= MusEdit =

Music notation software

Example: March (Classical Guitar Solo)

MusEdit is a scorewriter program for Microsoft Windows, developed by Doug Rogers / Yowza software and first launched in 1997. The current version (4.0.3) was released in 2010.

In February 2011, the author told the MusEdit Yahoo group that after "upgrading and supporting MusEdit for nearly 15 years" he "won't be able to continue supporting MusEdit" and plans he "to make MusEdit 'Open Source' by mid-March, 2011. This means the MusEdit source code will be free and open for anyone to use and modify as they wish under a standard 'open source' license." Releases are available on Rogers's website.

== Features ==

MusEdit allows the user to produce professional-quality music scores for all kinds of solo instruments, ensembles and orchestras. The music files can be played back, printed, exported as graphics and used to generate MIDI files and text tab. Musedit can also import MIDI files and text tab. For example, Musedit can be used to create and play back:

- Music scores with up to 20 parts.
- Music and Tablature for Guitar, Bass, and other stringed instruments.
- Piano music.
- Drum parts.
- Song Books, Hymn sheets etc. (with lyrics, vocal lines, chord symbols, accompaniment etc.).
- Music lessons and other educational material.

== General usage ==

Scores are created by combining various lines (music staffs, Tablature, text lines, chord diagrams etc.) into “Line groups”, which are in effect "score systems".

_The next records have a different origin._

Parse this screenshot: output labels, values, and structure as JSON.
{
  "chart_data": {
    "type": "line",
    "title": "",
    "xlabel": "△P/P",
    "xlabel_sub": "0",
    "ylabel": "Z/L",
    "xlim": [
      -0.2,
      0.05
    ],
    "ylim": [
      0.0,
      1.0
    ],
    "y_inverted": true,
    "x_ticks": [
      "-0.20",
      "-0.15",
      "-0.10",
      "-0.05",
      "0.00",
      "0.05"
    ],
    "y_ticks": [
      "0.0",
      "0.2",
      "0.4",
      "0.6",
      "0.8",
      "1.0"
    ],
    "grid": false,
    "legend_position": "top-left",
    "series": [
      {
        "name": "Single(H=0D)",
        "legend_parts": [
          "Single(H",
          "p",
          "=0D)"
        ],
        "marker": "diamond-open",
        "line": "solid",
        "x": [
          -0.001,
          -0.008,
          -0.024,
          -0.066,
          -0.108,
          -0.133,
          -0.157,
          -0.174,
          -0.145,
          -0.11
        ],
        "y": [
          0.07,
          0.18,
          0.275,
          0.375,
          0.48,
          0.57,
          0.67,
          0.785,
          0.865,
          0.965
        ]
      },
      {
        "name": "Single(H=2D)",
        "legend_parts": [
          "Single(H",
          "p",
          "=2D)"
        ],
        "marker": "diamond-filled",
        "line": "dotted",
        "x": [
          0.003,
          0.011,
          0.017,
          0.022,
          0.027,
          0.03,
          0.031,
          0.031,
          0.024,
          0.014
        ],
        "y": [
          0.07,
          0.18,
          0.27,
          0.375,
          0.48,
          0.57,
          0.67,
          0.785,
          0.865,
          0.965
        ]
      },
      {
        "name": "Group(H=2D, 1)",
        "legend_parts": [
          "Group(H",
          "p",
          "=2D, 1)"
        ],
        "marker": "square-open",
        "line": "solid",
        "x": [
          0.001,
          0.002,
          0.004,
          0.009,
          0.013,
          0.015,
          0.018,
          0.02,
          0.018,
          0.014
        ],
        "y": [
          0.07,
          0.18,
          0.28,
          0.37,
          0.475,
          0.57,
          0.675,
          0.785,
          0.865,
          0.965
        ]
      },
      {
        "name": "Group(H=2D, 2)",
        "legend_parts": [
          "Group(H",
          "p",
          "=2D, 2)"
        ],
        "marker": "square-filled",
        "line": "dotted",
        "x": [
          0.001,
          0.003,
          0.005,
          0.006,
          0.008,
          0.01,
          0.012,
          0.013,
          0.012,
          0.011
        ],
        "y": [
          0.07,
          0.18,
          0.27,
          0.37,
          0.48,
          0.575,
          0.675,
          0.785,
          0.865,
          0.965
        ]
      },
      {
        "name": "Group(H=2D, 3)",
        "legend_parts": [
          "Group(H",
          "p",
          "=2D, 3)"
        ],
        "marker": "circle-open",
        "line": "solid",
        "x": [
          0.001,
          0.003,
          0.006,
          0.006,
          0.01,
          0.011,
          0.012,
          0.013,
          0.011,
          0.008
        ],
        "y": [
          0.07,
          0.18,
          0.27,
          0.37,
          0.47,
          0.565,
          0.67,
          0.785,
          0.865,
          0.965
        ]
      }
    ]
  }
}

MusEdit acts like a "word-processor for music", with a system of keyboard shortcuts and a “symbols toolbox” allowing music and text to be entered quickly and easily. Many functions (including note spacing) are under full manual control rather than being automated. Operations such as select, copy, cut and paste etc. are analogous to those of a standard word-processor.

The position of many elements of the score can be finely adjusted by "nudging" (with the keyboard cursors) both horizontally and vertically - this includes text, accidentals, ties and notes of a 1/4 and above. In addition, the user can adjust the length and shape of individual slurs and ties.

MusEdit supports linked Music Staff / TAB systems which means that notes entered onto the music staff appear also in the linked TAB line and vice versa. This is particularly useful for guitarists and other stringed instrument players. The full range of guitar symbols and notation is also supported. Instruments in any tuning with up to 8 strings can be notated.